Similarly, proponents of this anti-Confederate statue argument must reckon with the dangerous slippery slope it could present, one President Donald Trump rightly pointed out on Tuesday evening: if you begin tearing down these statues, where do you end? Will statues of the slave-owning Founding Fathers, like George Washington and Thomas Jefferson, be allowed to remain in venerated public spaces?

Steven Inskeep argues for NPR that statues of the Founding Fathers are drastically different in meaning, and thus not at risk of being removed. Confederate statues were erected to propagate and protect an idealistic, whitewashed image of the South. Washington, on the other hand, is celebrated not because of his relationship to slavery, but because he was a virtuous statesman and founder of our republic.

That said, in a society grappling with the meaning of and limits to “political correctness,” such a removal project could spiral dangerously out of control. Our country (and all other countries) is made up of troubled, sinful, and despicable human beings. None of us are perfectly good. To only hold up flawless exemplars of virtue via our monuments and statues would result in a rather sparse public space.
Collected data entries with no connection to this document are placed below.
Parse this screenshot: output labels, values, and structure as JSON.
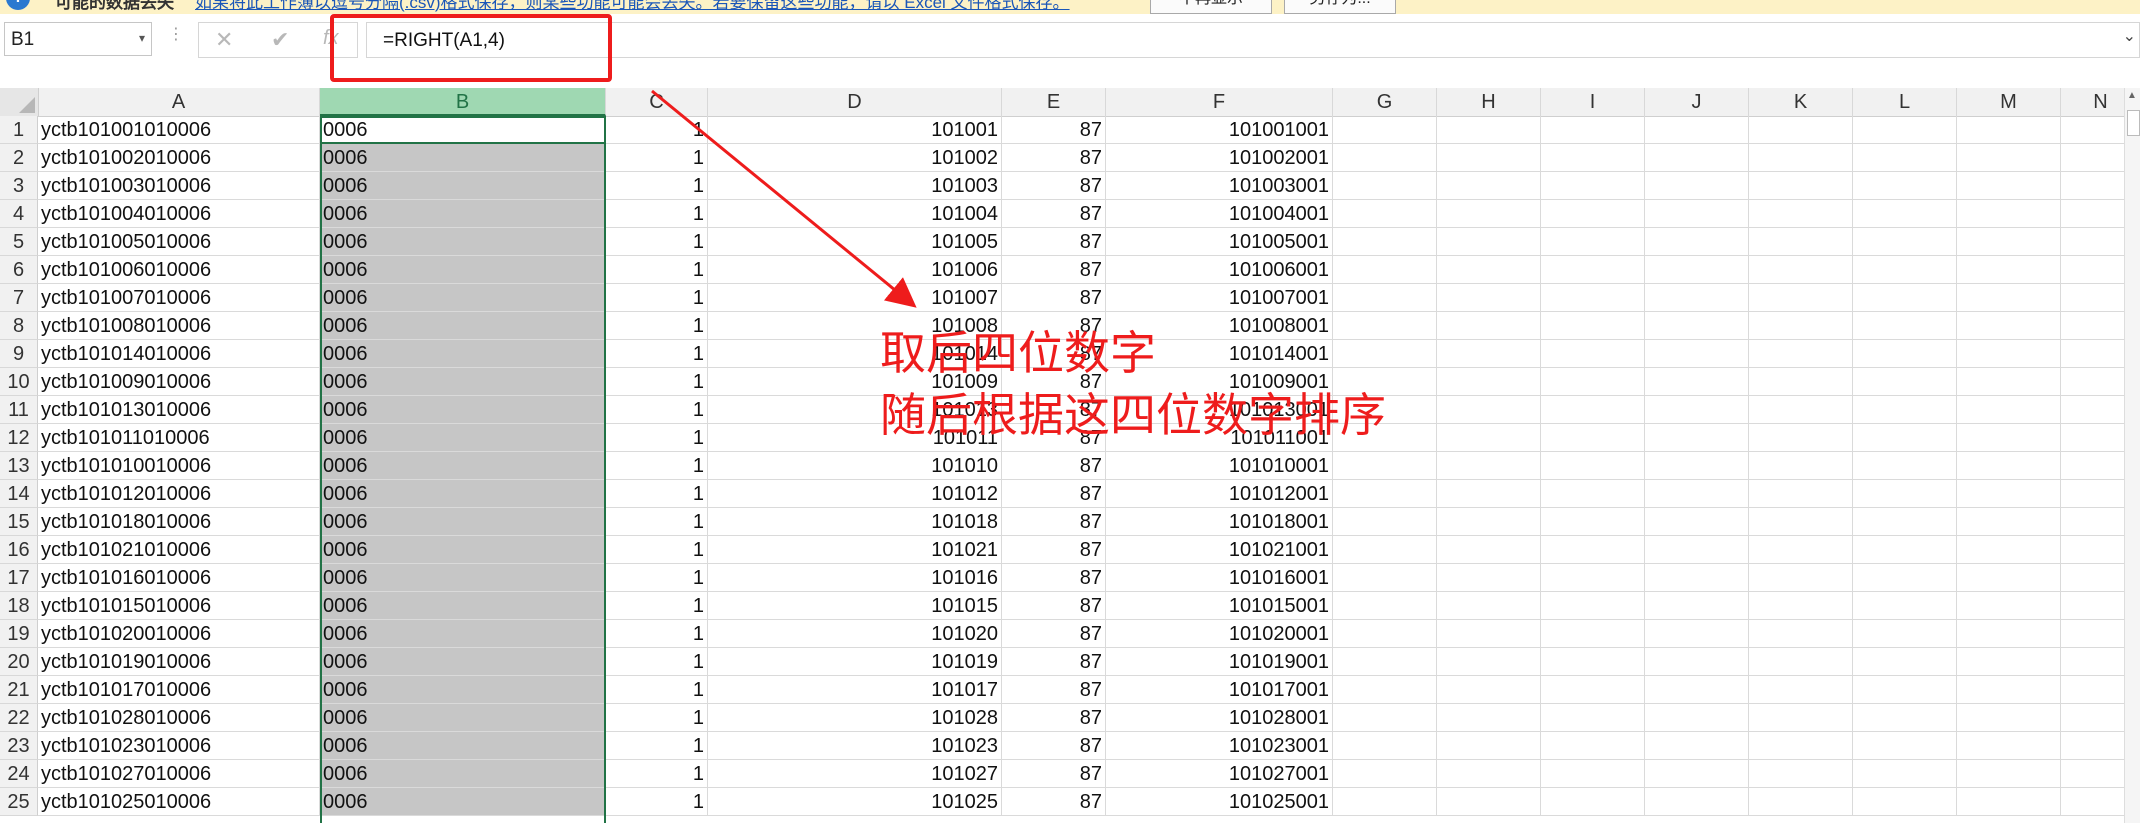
{
  "notification": {
    "title": "可能的数据丢失",
    "message": "如果将此工作簿以逗号分隔(.csv)格式保存，则某些功能可能会丢失。若要保留这些功能，请以 Excel 文件格式保存。",
    "button_dont_show": "不再显示",
    "button_save_as": "另存为..."
  },
  "formula_bar": {
    "name_box": "B1",
    "formula": "=RIGHT(A1,4)",
    "fx_label": "fx"
  },
  "columns": [
    "A",
    "B",
    "C",
    "D",
    "E",
    "F",
    "G",
    "H",
    "I",
    "J",
    "K",
    "L",
    "M",
    "N"
  ],
  "rows": [
    {
      "n": "1",
      "a": "yctb101001010006",
      "b": "0006",
      "c": "1",
      "d": "101001",
      "e": "87",
      "f": "101001001"
    },
    {
      "n": "2",
      "a": "yctb101002010006",
      "b": "0006",
      "c": "1",
      "d": "101002",
      "e": "87",
      "f": "101002001"
    },
    {
      "n": "3",
      "a": "yctb101003010006",
      "b": "0006",
      "c": "1",
      "d": "101003",
      "e": "87",
      "f": "101003001"
    },
    {
      "n": "4",
      "a": "yctb101004010006",
      "b": "0006",
      "c": "1",
      "d": "101004",
      "e": "87",
      "f": "101004001"
    },
    {
      "n": "5",
      "a": "yctb101005010006",
      "b": "0006",
      "c": "1",
      "d": "101005",
      "e": "87",
      "f": "101005001"
    },
    {
      "n": "6",
      "a": "yctb101006010006",
      "b": "0006",
      "c": "1",
      "d": "101006",
      "e": "87",
      "f": "101006001"
    },
    {
      "n": "7",
      "a": "yctb101007010006",
      "b": "0006",
      "c": "1",
      "d": "101007",
      "e": "87",
      "f": "101007001"
    },
    {
      "n": "8",
      "a": "yctb101008010006",
      "b": "0006",
      "c": "1",
      "d": "101008",
      "e": "87",
      "f": "101008001"
    },
    {
      "n": "9",
      "a": "yctb101014010006",
      "b": "0006",
      "c": "1",
      "d": "101014",
      "e": "87",
      "f": "101014001"
    },
    {
      "n": "10",
      "a": "yctb101009010006",
      "b": "0006",
      "c": "1",
      "d": "101009",
      "e": "87",
      "f": "101009001"
    },
    {
      "n": "11",
      "a": "yctb101013010006",
      "b": "0006",
      "c": "1",
      "d": "101013",
      "e": "87",
      "f": "101013001"
    },
    {
      "n": "12",
      "a": "yctb101011010006",
      "b": "0006",
      "c": "1",
      "d": "101011",
      "e": "87",
      "f": "101011001"
    },
    {
      "n": "13",
      "a": "yctb101010010006",
      "b": "0006",
      "c": "1",
      "d": "101010",
      "e": "87",
      "f": "101010001"
    },
    {
      "n": "14",
      "a": "yctb101012010006",
      "b": "0006",
      "c": "1",
      "d": "101012",
      "e": "87",
      "f": "101012001"
    },
    {
      "n": "15",
      "a": "yctb101018010006",
      "b": "0006",
      "c": "1",
      "d": "101018",
      "e": "87",
      "f": "101018001"
    },
    {
      "n": "16",
      "a": "yctb101021010006",
      "b": "0006",
      "c": "1",
      "d": "101021",
      "e": "87",
      "f": "101021001"
    },
    {
      "n": "17",
      "a": "yctb101016010006",
      "b": "0006",
      "c": "1",
      "d": "101016",
      "e": "87",
      "f": "101016001"
    },
    {
      "n": "18",
      "a": "yctb101015010006",
      "b": "0006",
      "c": "1",
      "d": "101015",
      "e": "87",
      "f": "101015001"
    },
    {
      "n": "19",
      "a": "yctb101020010006",
      "b": "0006",
      "c": "1",
      "d": "101020",
      "e": "87",
      "f": "101020001"
    },
    {
      "n": "20",
      "a": "yctb101019010006",
      "b": "0006",
      "c": "1",
      "d": "101019",
      "e": "87",
      "f": "101019001"
    },
    {
      "n": "21",
      "a": "yctb101017010006",
      "b": "0006",
      "c": "1",
      "d": "101017",
      "e": "87",
      "f": "101017001"
    },
    {
      "n": "22",
      "a": "yctb101028010006",
      "b": "0006",
      "c": "1",
      "d": "101028",
      "e": "87",
      "f": "101028001"
    },
    {
      "n": "23",
      "a": "yctb101023010006",
      "b": "0006",
      "c": "1",
      "d": "101023",
      "e": "87",
      "f": "101023001"
    },
    {
      "n": "24",
      "a": "yctb101027010006",
      "b": "0006",
      "c": "1",
      "d": "101027",
      "e": "87",
      "f": "101027001"
    },
    {
      "n": "25",
      "a": "yctb101025010006",
      "b": "0006",
      "c": "1",
      "d": "101025",
      "e": "87",
      "f": "101025001"
    }
  ],
  "annotation": {
    "line1": "取后四位数字",
    "line2": "随后根据这四位数字排序",
    "color": "#ee1c1c"
  },
  "icons": {
    "cancel": "close-icon",
    "enter": "check-icon",
    "function": "fx-icon",
    "namebox_dropdown": "chevron-down-icon"
  },
  "accent_color": "#217346"
}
What Do We Most Want to Preserve?

But we should also consider which parts of our history we are most proud of, and most eager to uphold. Conservatives believe in preserving and carrying on the best of the past—not its worst. When Trump called for the nation’s citizens to “cherish our history,” he didn’t ask a second important question—one Alexandra Petri asked in the Washington Post yesterday: “What will we cherish, and what will we disavow? What are we putting on a pedestal, and what are we putting in a museum?”

Not everyone will agree with the anti-Confederate statue movement. But all of us should seek to understand and sympathize with their arguments, and consider ways in which—if we do not remove these statues—we can mitigate their toxic effect, either via the erection of new memorials (to Martin Luther King Jr., or Harriet Tubman, or Sojourner Truth, or Frederick Douglass, or any number of other worthy individuals), or by adding context to the ones that exist.

Because ultimately, America is supposed to represent “one nation, indivisible.” And if there’s anything we’ve seen and learned this week, it’s that these memorials are splitting us further and further apart. Our republic is already fractured. Let’s not make it worse.